The former Fine Gael TD, who passed away yesterday, was aged 86.
Mr Harte was first elected to Dáil Eireann to represent Donegal North East in 1961 and was returned at eleven further general elections.
He lost his seat to Independent Fianna Fail’s Harry Blaney in 1997 and retired from active politics after failing in a bid to secure a Seanad seat.
He later became involved in a number of projects, including the Island of Ireland Peace Park at Messines in Belgium, along with Derry loyalist Glen Barr, who passed away just a few months ago.

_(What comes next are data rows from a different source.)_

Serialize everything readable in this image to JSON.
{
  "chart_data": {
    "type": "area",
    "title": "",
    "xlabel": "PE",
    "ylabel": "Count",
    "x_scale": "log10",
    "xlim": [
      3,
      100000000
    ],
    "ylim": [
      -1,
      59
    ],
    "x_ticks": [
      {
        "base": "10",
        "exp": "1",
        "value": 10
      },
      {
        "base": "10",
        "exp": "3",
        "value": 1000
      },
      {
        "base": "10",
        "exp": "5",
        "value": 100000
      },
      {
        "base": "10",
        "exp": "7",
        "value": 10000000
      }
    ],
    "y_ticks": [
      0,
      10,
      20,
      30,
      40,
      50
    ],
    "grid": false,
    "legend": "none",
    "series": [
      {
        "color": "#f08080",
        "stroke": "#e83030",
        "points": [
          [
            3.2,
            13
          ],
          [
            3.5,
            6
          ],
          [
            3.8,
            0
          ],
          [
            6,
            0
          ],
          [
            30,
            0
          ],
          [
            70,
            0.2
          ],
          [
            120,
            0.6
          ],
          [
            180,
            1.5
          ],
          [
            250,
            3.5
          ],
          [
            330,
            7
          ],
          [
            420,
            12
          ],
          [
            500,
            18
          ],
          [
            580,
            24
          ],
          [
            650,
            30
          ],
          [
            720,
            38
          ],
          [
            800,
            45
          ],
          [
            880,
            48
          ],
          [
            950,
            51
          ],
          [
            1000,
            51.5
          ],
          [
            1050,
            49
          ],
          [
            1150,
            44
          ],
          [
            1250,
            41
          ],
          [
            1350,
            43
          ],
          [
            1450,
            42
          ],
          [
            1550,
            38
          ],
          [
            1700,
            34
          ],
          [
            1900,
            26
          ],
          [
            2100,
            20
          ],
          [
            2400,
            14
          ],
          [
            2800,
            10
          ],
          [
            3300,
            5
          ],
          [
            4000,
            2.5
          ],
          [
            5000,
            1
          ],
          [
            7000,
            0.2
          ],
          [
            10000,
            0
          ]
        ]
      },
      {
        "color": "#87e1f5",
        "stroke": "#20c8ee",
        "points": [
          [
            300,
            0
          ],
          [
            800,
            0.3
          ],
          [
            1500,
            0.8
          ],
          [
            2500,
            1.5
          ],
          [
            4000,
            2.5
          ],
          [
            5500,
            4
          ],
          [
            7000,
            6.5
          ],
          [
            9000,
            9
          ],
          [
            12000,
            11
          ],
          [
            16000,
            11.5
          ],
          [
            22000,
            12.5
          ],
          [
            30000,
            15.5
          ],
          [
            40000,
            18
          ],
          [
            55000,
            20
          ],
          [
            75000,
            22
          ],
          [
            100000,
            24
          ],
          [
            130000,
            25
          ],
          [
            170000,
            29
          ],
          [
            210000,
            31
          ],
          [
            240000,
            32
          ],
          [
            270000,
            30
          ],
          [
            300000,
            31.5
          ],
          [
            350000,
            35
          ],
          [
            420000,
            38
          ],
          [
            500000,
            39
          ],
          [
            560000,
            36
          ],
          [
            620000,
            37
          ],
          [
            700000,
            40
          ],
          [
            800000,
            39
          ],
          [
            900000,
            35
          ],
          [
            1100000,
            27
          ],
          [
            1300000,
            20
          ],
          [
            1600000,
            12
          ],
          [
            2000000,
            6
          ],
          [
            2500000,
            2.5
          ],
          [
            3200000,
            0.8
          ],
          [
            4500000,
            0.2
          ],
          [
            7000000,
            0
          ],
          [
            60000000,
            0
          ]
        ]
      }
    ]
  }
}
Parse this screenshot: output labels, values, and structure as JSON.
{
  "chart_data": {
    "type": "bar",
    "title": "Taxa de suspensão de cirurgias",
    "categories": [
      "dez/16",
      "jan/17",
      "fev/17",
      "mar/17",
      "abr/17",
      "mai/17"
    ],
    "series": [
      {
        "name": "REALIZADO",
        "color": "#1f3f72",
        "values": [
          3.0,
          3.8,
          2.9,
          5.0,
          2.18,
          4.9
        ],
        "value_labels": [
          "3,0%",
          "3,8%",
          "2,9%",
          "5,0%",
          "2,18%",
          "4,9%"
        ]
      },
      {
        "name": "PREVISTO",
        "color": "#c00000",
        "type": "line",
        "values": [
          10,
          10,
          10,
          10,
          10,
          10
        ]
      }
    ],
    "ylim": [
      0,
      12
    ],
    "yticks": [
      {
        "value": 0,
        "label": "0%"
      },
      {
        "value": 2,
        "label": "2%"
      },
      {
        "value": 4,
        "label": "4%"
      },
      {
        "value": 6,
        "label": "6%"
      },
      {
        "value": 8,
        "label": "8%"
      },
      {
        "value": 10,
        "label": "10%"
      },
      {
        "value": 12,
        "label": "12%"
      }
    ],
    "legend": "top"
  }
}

The park, which includes a reproduction round tower, was officially opened in 1998 to commemorate all Irishmen who died in the First World War.
Among those to pay tribute to Mr. Harte was former Fine Gael leader and Taoiseach John Bruton who described the Donegal man as an “original, independent minded, individual.”
He added: “Working with Glen Barr, he sought reconciliation between nationalists and onionists on the island, notably through the joint commemoration of the sacrifices both communities made during the First World War. This was often a lonely path for him to follow and he showed great physical and moral courage.”
Hailing Mr. Harte as a “builder of bridges”, Fianna Fail leader Micheal Martin said he had left a lasting mark on Irish politics.
The Bishop of Derry, Dr. Donal McKeown, said Mr. Harte had been deeply committed to Christian values and his politics “was guided by his conscience”.
“He lived by doing the right thing even when it was to cost him,” said Bishop McKeown. “He was a true leader rather than a follower.
“He was able to work with and forge good working relationships with people from all sides of the political divide.” added the Bishop.